7) Temporary Community-Creation Eligibility Guardrail (Source of Truth)

This policy is temporary and may change.

Implementation contract:

Code constants/utils live at apps/sns/src/lib/communityCreationPolicy.ts as TEMP_COMMUNITY_CREATION_POLICY.
Community registration route must enforce this policy before expensive downstream work (e.g., ABI/source fetch loops).
Policy rejection should be fail-closed with 403.
Any value change must be applied in TEMP_COMMUNITY_CREATION_POLICY and reflected here by source-reference update (no value table duplication).

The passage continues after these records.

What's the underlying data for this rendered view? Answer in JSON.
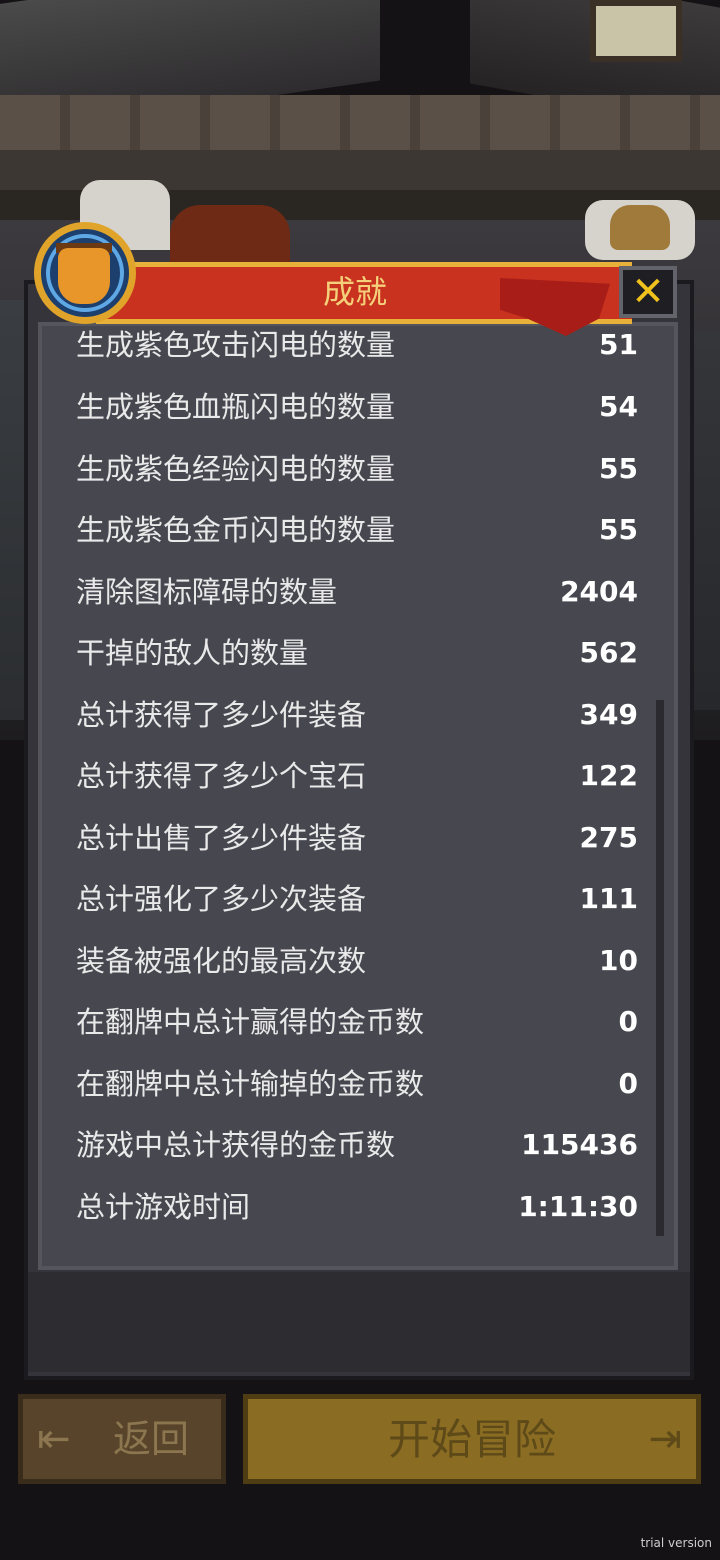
{
  "dialog": {
    "title": "成就",
    "close_glyph": "✕"
  },
  "stats": {
    "cut_row": {
      "label": "生成紫色攻击闪电的数量",
      "value": "51"
    },
    "rows": [
      {
        "label": "生成紫色血瓶闪电的数量",
        "value": "54"
      },
      {
        "label": "生成紫色经验闪电的数量",
        "value": "55"
      },
      {
        "label": "生成紫色金币闪电的数量",
        "value": "55"
      },
      {
        "label": "清除图标障碍的数量",
        "value": "2404"
      },
      {
        "label": "干掉的敌人的数量",
        "value": "562"
      },
      {
        "label": "总计获得了多少件装备",
        "value": "349"
      },
      {
        "label": "总计获得了多少个宝石",
        "value": "122"
      },
      {
        "label": "总计出售了多少件装备",
        "value": "275"
      },
      {
        "label": "总计强化了多少次装备",
        "value": "111"
      },
      {
        "label": "装备被强化的最高次数",
        "value": "10"
      },
      {
        "label": "在翻牌中总计赢得的金币数",
        "value": "0"
      },
      {
        "label": "在翻牌中总计输掉的金币数",
        "value": "0"
      },
      {
        "label": "游戏中总计获得的金币数",
        "value": "115436"
      },
      {
        "label": "总计游戏时间",
        "value": "1:11:30"
      }
    ]
  },
  "footer": {
    "back_label": "返回",
    "back_icon": "exit-left-icon",
    "start_label": "开始冒险",
    "start_icon": "exit-right-icon"
  },
  "watermark": "trial version",
  "colors": {
    "header_red": "#c8321e",
    "gold": "#e8b23a",
    "panel": "#47474f",
    "close_x": "#f2c21c"
  }
}
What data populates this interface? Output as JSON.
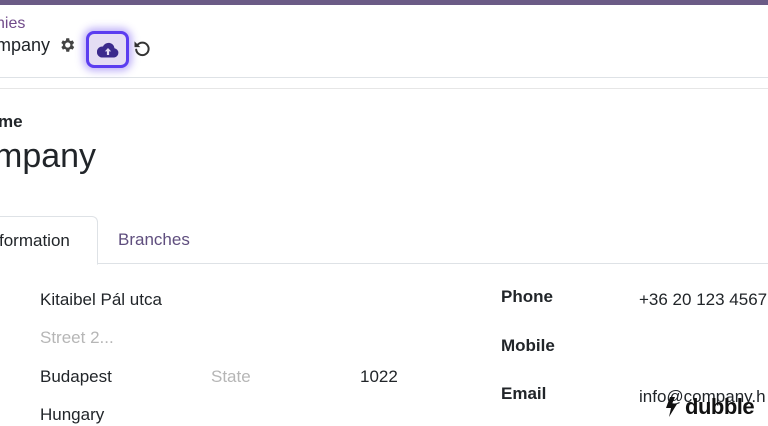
{
  "colors": {
    "accent": "#714b8a",
    "save_highlight": "#5b3df0"
  },
  "breadcrumb": {
    "parent": "nies",
    "current": "mpany"
  },
  "icons": {
    "settings": "gear-icon",
    "save": "cloud-upload-icon",
    "discard": "undo-icon",
    "watermark": "dubble-logo-icon"
  },
  "form": {
    "name_label": "me",
    "title": "mpany",
    "tabs": {
      "general": "formation",
      "branches": "Branches"
    },
    "address": {
      "street": "Kitaibel Pál utca",
      "street2_placeholder": "Street 2...",
      "city": "Budapest",
      "state_placeholder": "State",
      "zip": "1022",
      "country": "Hungary"
    },
    "contact": {
      "phone_label": "Phone",
      "phone": "+36 20 123 4567",
      "mobile_label": "Mobile",
      "mobile": "",
      "email_label": "Email",
      "email": "info@company.h"
    }
  },
  "watermark": {
    "text": "dubble"
  }
}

8) User Error Logging Policy Location

User error log collection policy is intentionally managed outside this security-boundary skill.

Authoritative skill:

.agents/skills/user-error-logging-guardrails/SKILL.md

Security interface rule:

User error logging implementation must still comply with this skill's secret exposure and log redaction constraints (Tier A/B boundaries and forbidden outcomes).